The issue is, that this doesn't scale well as your heap of read articles skyrockets. There are still tricks - keeping only a fixed window is one of them.

Sending

I've created an abstract distributor class that takes the issue to send and a list of subscribers. One instance I've implemented is a Mailjet distributor. What can I say - they have an API and I've called it sucessfully. Check the example email.

AI Cost

There's one little silly business issue with this product and that is that you're paying for every token that you "read". And since we want to read a lot of news, the cost of generating these newsletters might not be trivial.

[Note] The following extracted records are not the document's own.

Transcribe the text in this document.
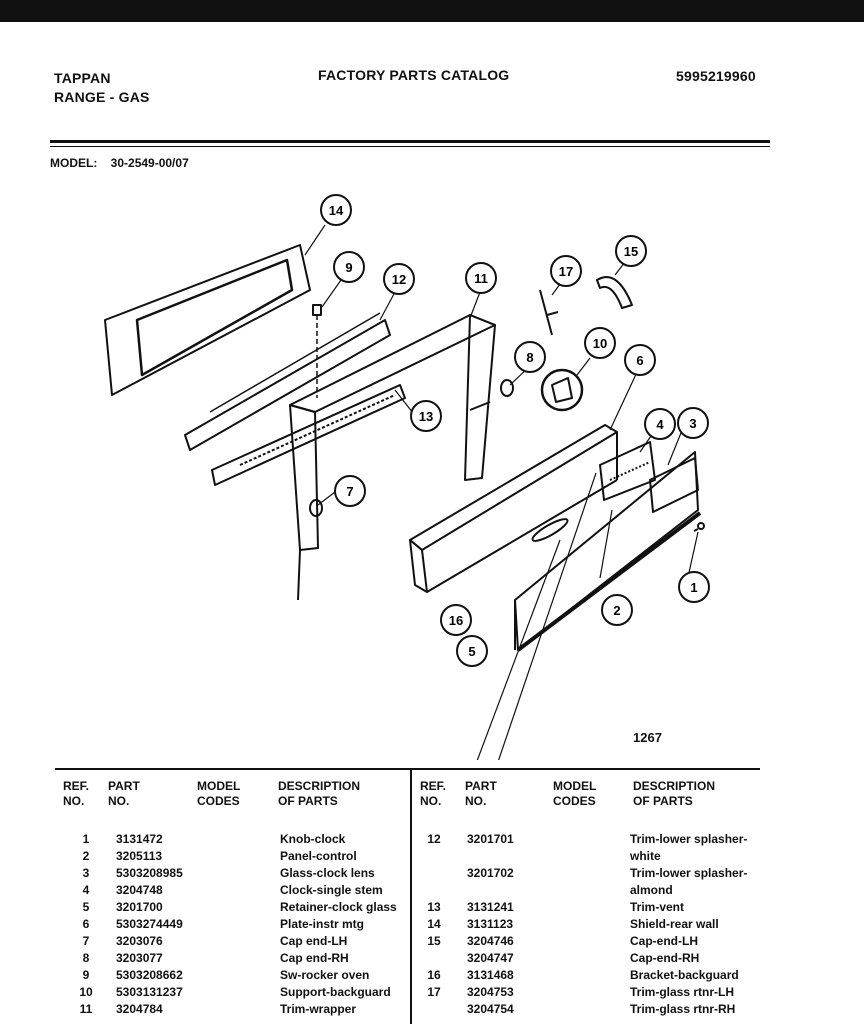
TAPPAN
RANGE - GAS
FACTORY PARTS CATALOG	5995219960
MODEL: 30-2549-00/07
14
9
12	11	17
15
8
10
6
4 3
13
7
1
2
16
5
1267
REF.
NO.
PART
NO.
MODEL
CODES
DESCRIPTION
OF PARTS
REF.
NO.
PART
NO.
MODEL
CODES
DESCRIPTION
OF PARTS
1	3131472	Knob-clock
2	3205113	Panel-control
3	5303208985	Glass-clock lens
4	3204748	Clock-single stem
5	3201700	Retainer-clock glass
6	5303274449	Plate-instr mtg
7	3203076	Cap end-LH
8	3203077	Cap end-RH
9	5303208662	Sw-rocker oven
10 5303131237	Support-backguard
11	3204784	Trim-wrapper
12 3201701	Trim-lower splasher-
white
3201702	Trim-lower splasher-
almond
13 3131241	Trim-vent
14 3131123	Shield-rear wall
15 3204746	Cap-end-LH
3204747	Cap-end-RH
16 3131468	Bracket-backguard
17 3204753	Trim-glass rtnr-LH
3204754	Trim-glass rtnr-RH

All of these experiments cost me around 3 EUR. But that was only one week of fiddling with the solution.

I am not sure how much would people pay for such a service, maybe there is a sweet spot to hit.

There are possibilities of improvements though - using a smaller, cheaper model for reading/filtering through papers yields massive savings and the result seems to be ok. We then can use the big model for the newsletter generation from the already processed sources. One set of reading for the same newsletter now costs me 0.05 EUR, which is much more pleasant.

Closing Thoughts

This was a real sprint for me. I got in only around 3 hours of coding per day as I have work and family duties and I've learned quite late about the competition.

I am happy that I was able to put the pieces together to generate at least something. There are plenty opportunities for improvement. Plenty.

Hope you've enjoyed the writeup. And let me thank dius.ai for the challenge, I had loads of fun.

Looking back on this from 2026, I see plenty opportunities for improvement. Hosting it live, perhaps setting it up so that anyone can put their sources for a personalized newsletter. Refactoring the LLM calls with something more general and robust, maybe even enabling users to select their providers and models.

There's a case to be made for vibecoding this. And I agree - I might even try to replicate this, but now purely with vibes. Oh well. Keep in mind that I've done this in September 2025, Claude code was still quite new.

I still don't think that source curation and the general theme of newsletters should be left to AI. I am reading a newsletter because it curates news with particular values within them. Maybe AI could capture this, but you need to explicitly tell it.

Then there's the question of sustainable business. Generating newsletters isn't free, one such newsletter now costs me approx 5 cents. But there's a catch - we got nothing without external articles. We're taking these for free now. I'm not even sure if this solution can pay for itself in the tokens means. Paying for licenses of articles seems to be out of the question entirely. I really don't envy journalists in 2026.